I'm new to Solr. I've installed 3.6.1 but I'm a little bit confused
about what and how to do next. I will use the Jetty version for now.

Two poinst I need to know:

1 - I've 2 views that I would like to import to Solr. I think I must
do a schema.xml and then import data to that schema. I'm correct with
this one?

2 - About tools to autogenerate the schema.xml, there are any? And
about tools to import data to the schema, there are any(I'm using
Python)?


Please give me some clues.

Thanks,

Best Regards,
André.


Re: Tools for schema.xml generation and to import from a database

2012-07-30 Thread Andre Lopes
Thanks for the reply Alexandre,

I will test your clues as soon as possible.

Best Regards,



On Mon, Jul 30, 2012 at 4:15 AM, Alexandre Rafalovitch
 wrote:
> If you are just starting with SOLR, you might as well jump to 4.0
> Alpha. By the time you finished, it will be the production copy.
>
> If you want to index stuff from the database, your first step is
> probably to use DataImportHandler (DIH). Once you get past the basics,
> you may want to do a custom code, but start from from DIH for faster
> results.
>
> You will want to modify schema.xml. I started by using DIH example and
> just adding an extra core at first. This might be easier than building
> a full directory setup from scratch.
>
> You also don't actually need to configure schema too much at the
> beginning. You can start by using dynamic fields. So, if in DIH, you
> say that your target field is XYZ_i it is automatically picked by as
> an integer field by SOLR (due to "*_i" definition that you do need to
> have). This will not work for fields you want to do aggregation on
> (e.g. multiple text fields copied into one for easier search), for
> multilingual text fields, etc. But it will get you going.
>
> Oh, and welcome to SOLR. You will like it.
>
> Regards,
>Alex.
>
> Personal blog: http://blog.outerthoughts.com/
> LinkedIn: http://www.linkedin.com/in/alexandrerafalovitch
> - Time is the quality of nature that keeps events from happening all
> at once. Lately, it doesn't seem to be working.  (Anonymous  - via GTD
> book)
>
>
> On Sun, Jul 29, 2012 at 3:45 PM, Andre Lopes  wrote:
>> Hi,
>>
>> I'm new to Solr. I've installed 3.6.1 but I'm a little bit confused
>> about what and how to do next. I will use the Jetty version for now.
>>
>> Two poinst I need to know:
>>
>> 1 - I've 2 views that I would like to import to Solr. I think I must
>> do a schema.xml and then import data to that schema. I'm correct with
>> this one?
>>
>> 2 - About tools to autogenerate the schema.xml, there are any? And
>> about tools to import data to the schema, there are any(I'm using
>> Python)?
>>
>>
>> Please give me some clues.
>>
>> Thanks,
>>
>> Best Regards,
>> André.


How to configure schema.xml to take in account two database tables?

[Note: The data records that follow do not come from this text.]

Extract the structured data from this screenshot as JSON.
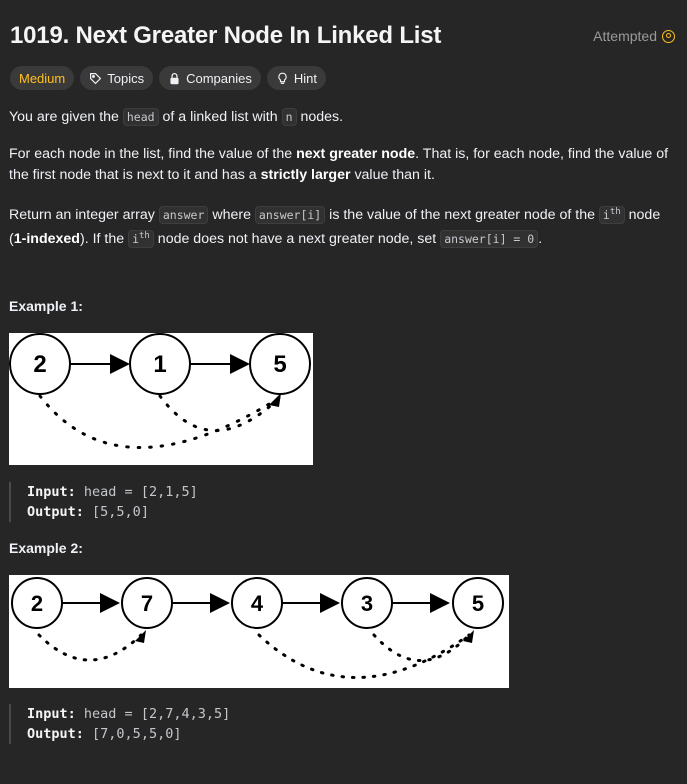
{
  "problem": {
    "title": "1019. Next Greater Node In Linked List",
    "status": "Attempted"
  },
  "tags": {
    "difficulty": "Medium",
    "topics": "Topics",
    "companies": "Companies",
    "hint": "Hint"
  },
  "description": {
    "p1_a": "You are given the ",
    "p1_code1": "head",
    "p1_b": " of a linked list with ",
    "p1_code2": "n",
    "p1_c": " nodes.",
    "p2_a": "For each node in the list, find the value of the ",
    "p2_bold1": "next greater node",
    "p2_b": ". That is, for each node, find the value of the first node that is next to it and has a ",
    "p2_bold2": "strictly larger",
    "p2_c": " value than it.",
    "p3_a": "Return an integer array ",
    "p3_code1": "answer",
    "p3_b": " where ",
    "p3_code2": "answer[i]",
    "p3_c": " is the value of the next greater node of the ",
    "p3_code3_base": "i",
    "p3_code3_sup": "th",
    "p3_d": " node (",
    "p3_bold": "1-indexed",
    "p3_e": "). If the ",
    "p3_code4_base": "i",
    "p3_code4_sup": "th",
    "p3_f": " node does not have a next greater node, set ",
    "p3_code5": "answer[i] = 0",
    "p3_g": "."
  },
  "examples": [
    {
      "title": "Example 1:",
      "nodes": [
        "2",
        "1",
        "5"
      ],
      "input_label": "Input:",
      "input_value": "head = [2,1,5]",
      "output_label": "Output:",
      "output_value": "[5,5,0]"
    },
    {
      "title": "Example 2:",
      "nodes": [
        "2",
        "7",
        "4",
        "3",
        "5"
      ],
      "input_label": "Input:",
      "input_value": "head = [2,7,4,3,5]",
      "output_label": "Output:",
      "output_value": "[7,0,5,5,0]"
    }
  ],
  "colors": {
    "background": "#262626",
    "difficulty_medium": "#ffc01e",
    "status_icon": "#ffc01e"
  }
}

2012-08-05 Thread Andre Lopes
Hi,

I'm new to Solr. I've take some reads about how it works, but I can't
find a clue for my specific situation.

Here is my case. I've 2 database tables that I need to add to the
index, but they are related. One entry in the table "clients" could
have more than one entry in the table "contacts". Here is the visual
example:

Table clients:

id | name| description
1  | customer 1  | This is the description of customer 1
2  | customer 2  | This is the description of customer 2
3  | customer 3  | This is the description of customer 3
4  | customer 4  | This is the description of customer 4

Table contacts:

id | phone_number
1  | 921234567
1  | 932122345
2  | 934545444
3  | 943322345
3  | 343445545
3  | 213443435

I think the case is simple. If in a search I input "921234567" I must
to present information about "customer 1".

My question... How can I setup the schema.xml in a way that I will
take in account this two database tables?


Best Regards,


Re: How to configure schema.xml to take in account two database tables?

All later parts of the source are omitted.